The flip side of psychopathy is impulsive antisociality. The Impulsive Antisocial Type (IA type) is aggressive, unorganized, and suspicious. The world is a hostile place for the IA type. "You hurt me, now I'll hurt you," is the IA type's mantra. IA types don't generally make plans, and they don't think society's rules are worth following. They often abuse drugs, and--like the FD type--are often extremely sexually active. It's not the thrill that motivates the IA type, though. It's the relief of boredom and alienation. IA types are often risk-takers, not because they don't don't feel fear, but just to have something to do. They are extremely reactive and have a lot of raw, aggressive energy. Usually, they have a long history of antisocial behavior, such as brawling and vandalism. Mike Tyson is a good example of an IA type. His boxing training provided him with the tight structure an IA type needs, so when he was heavily in training, he was, as Dr. Benning says, "a fearsome powerhouse." But when he became successful, it went to his head and he broke free of that structure. Without it, he spun into a downward spiral that ruined him.
Remember that hypothetical Special Forces unit? While you would screen for individuals high in fearless dominance, you would want them to be low in impulsive antisociality!
These two personality types are juxtaposed in the psychopath, who, due to the complex interplay between genetic and environmental factors, is high in both fearless dominance and impulsive antisociality. Not all psychopaths are dangerous. Many have some sort of compensating factors that help them find a useful place in society (e.g., good parenting or a very high I.Q. that enables them to see the consequences of their actions). Because the FD and IA types require very different (and often opposing) parenting styles, a young psychopath is hard to raise, but with the right balance of love, freedom, fairness, and structure, the psychopath may become a successful fireman, policeman, soldier, or participant in extreme sports.
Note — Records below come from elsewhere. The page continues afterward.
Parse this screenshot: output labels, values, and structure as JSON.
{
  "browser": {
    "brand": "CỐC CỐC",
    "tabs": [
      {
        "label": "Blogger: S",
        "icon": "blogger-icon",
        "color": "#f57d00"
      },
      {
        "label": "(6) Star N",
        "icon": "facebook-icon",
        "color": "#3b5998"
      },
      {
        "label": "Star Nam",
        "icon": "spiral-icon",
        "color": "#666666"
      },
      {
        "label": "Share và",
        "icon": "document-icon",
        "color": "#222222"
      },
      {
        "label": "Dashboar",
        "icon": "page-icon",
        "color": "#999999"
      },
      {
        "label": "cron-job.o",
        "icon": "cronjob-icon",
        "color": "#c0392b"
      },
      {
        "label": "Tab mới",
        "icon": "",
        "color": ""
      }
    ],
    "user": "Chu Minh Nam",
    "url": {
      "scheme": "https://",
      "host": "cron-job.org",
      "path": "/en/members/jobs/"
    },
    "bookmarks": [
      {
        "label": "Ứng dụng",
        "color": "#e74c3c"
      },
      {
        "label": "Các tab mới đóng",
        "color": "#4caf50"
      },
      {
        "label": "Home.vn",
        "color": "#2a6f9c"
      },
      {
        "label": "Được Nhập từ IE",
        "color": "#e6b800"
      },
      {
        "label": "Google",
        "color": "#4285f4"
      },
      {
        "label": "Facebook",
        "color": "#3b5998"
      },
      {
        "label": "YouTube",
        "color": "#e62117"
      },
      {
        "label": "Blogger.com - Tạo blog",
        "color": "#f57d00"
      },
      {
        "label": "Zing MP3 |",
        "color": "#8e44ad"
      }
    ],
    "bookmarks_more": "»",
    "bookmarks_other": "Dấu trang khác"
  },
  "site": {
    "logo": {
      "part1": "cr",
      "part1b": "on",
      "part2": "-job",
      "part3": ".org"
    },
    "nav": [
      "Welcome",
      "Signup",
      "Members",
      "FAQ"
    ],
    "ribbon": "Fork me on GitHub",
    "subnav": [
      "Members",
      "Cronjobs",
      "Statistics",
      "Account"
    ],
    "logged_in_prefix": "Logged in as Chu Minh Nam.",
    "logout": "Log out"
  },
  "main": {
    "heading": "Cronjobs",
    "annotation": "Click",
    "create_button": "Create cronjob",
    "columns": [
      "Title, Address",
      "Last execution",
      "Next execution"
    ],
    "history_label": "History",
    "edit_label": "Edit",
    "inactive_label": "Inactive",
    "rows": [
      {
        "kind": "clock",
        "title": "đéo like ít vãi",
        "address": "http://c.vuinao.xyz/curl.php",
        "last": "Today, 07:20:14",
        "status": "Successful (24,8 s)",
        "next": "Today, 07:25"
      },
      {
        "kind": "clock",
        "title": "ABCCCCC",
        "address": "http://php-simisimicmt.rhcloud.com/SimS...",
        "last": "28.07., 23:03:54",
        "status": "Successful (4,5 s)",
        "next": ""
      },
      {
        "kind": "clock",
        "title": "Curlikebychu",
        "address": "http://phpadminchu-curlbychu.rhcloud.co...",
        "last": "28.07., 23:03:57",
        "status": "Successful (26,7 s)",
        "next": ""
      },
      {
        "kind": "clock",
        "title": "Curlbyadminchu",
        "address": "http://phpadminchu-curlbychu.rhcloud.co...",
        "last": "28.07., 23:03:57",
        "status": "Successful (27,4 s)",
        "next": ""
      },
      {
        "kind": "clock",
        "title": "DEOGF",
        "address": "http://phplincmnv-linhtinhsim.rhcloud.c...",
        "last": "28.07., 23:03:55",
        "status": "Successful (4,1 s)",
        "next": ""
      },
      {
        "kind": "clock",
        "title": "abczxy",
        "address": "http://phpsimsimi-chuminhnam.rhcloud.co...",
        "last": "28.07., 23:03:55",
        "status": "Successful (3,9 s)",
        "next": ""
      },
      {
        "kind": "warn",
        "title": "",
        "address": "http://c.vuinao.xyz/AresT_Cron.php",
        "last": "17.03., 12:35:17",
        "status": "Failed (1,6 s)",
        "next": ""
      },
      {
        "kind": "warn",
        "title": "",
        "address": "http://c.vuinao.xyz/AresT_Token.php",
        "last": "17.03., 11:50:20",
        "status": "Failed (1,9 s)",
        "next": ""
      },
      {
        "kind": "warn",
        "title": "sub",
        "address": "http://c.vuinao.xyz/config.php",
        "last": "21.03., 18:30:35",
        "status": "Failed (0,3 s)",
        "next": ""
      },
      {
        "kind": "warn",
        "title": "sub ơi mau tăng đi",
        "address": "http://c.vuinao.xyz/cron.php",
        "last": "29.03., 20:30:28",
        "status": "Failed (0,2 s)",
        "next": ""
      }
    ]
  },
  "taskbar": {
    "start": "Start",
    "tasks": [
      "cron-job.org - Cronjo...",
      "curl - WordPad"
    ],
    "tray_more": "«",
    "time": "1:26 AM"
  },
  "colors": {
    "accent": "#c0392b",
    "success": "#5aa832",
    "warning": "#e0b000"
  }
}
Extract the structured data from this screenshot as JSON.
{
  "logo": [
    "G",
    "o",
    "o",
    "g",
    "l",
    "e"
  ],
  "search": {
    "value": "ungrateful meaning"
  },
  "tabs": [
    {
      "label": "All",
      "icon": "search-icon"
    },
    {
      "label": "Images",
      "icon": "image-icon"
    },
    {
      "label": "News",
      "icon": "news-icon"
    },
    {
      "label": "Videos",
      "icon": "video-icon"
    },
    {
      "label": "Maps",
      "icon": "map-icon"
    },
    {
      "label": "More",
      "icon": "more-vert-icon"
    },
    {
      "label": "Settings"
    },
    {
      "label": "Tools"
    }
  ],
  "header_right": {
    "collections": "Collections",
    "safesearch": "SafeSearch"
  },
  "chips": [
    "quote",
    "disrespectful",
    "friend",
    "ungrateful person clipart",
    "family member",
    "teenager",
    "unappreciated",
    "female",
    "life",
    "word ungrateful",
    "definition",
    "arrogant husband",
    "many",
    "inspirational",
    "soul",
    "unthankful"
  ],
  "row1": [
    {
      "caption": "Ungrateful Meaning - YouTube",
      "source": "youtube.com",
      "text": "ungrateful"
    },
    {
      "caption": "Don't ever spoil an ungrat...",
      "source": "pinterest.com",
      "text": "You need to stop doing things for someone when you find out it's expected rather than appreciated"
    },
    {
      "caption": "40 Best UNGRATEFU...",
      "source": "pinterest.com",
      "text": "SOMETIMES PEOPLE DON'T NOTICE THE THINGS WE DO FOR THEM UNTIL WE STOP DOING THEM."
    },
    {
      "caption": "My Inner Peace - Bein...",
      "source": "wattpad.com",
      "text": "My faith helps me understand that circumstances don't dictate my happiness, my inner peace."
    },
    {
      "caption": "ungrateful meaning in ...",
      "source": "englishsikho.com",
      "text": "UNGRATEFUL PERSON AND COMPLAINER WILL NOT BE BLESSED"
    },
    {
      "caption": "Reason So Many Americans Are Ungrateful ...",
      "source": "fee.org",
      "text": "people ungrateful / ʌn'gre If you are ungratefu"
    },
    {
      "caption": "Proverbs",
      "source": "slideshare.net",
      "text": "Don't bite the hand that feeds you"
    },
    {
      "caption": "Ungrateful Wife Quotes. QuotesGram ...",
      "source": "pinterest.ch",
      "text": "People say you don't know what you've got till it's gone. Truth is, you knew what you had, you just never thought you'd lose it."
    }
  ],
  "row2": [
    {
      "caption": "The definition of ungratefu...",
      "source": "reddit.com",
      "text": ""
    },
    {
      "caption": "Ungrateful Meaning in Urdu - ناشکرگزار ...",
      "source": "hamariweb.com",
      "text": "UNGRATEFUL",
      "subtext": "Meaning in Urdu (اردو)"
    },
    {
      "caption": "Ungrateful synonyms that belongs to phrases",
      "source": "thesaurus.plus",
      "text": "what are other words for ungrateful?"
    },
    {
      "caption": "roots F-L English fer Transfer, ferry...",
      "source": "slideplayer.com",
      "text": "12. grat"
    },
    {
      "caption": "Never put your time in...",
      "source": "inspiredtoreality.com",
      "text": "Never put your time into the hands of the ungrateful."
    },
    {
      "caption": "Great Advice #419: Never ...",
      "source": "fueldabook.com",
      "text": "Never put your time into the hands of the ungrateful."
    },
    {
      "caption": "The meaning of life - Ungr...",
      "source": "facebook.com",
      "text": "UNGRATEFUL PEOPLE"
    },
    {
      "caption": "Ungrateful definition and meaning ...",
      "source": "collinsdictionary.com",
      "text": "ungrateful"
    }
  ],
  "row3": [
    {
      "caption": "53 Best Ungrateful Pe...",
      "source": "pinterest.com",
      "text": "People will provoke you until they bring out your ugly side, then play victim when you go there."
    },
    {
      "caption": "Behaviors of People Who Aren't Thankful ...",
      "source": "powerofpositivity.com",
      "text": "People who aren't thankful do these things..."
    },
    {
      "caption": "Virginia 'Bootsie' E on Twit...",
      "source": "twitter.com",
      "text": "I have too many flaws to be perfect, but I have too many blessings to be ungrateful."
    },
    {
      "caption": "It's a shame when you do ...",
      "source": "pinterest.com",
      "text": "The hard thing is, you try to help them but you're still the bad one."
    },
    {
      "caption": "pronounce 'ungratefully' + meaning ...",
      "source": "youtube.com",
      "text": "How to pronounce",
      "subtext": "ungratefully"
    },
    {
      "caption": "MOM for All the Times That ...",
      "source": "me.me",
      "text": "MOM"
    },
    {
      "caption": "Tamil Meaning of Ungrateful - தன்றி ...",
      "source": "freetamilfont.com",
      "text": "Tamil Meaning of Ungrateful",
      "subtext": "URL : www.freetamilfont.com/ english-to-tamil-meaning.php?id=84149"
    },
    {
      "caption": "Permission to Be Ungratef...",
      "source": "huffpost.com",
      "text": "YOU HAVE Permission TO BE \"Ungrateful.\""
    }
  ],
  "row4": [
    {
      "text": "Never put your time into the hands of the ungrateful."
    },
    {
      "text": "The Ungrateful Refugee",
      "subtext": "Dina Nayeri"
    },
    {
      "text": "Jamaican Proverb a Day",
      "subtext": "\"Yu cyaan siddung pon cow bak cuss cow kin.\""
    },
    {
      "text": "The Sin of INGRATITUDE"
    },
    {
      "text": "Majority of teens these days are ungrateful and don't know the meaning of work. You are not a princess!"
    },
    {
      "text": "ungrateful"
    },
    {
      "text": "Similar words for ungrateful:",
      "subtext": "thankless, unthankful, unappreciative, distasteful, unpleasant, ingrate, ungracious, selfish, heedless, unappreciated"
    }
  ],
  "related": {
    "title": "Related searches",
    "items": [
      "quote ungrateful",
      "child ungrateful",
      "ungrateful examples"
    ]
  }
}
Some may pursue the creative arts as a focus fir their interests and a socially acceptable means of expressing their frustrations. Others may become successful salespeople or businessmen. Yet others may take a darker path, such as John Gotti, who was both charming (FD) and violent (IA).
Thriller writer David Wiltse (The Edge of Sleep, Close to the Bone) does a good job of pitting his hero (who is a psychopath) against pschopathic or psychotic villains. The contrast between Wiltse's well-socialized psychopath (a psychopath with a sense of justice) and the dangerous psychopath makes for fascinating reading.
And who can resist Jack Bauer (of the hit TV show 24)? He just goes to show that a little psychopathy isn't always a bad thing.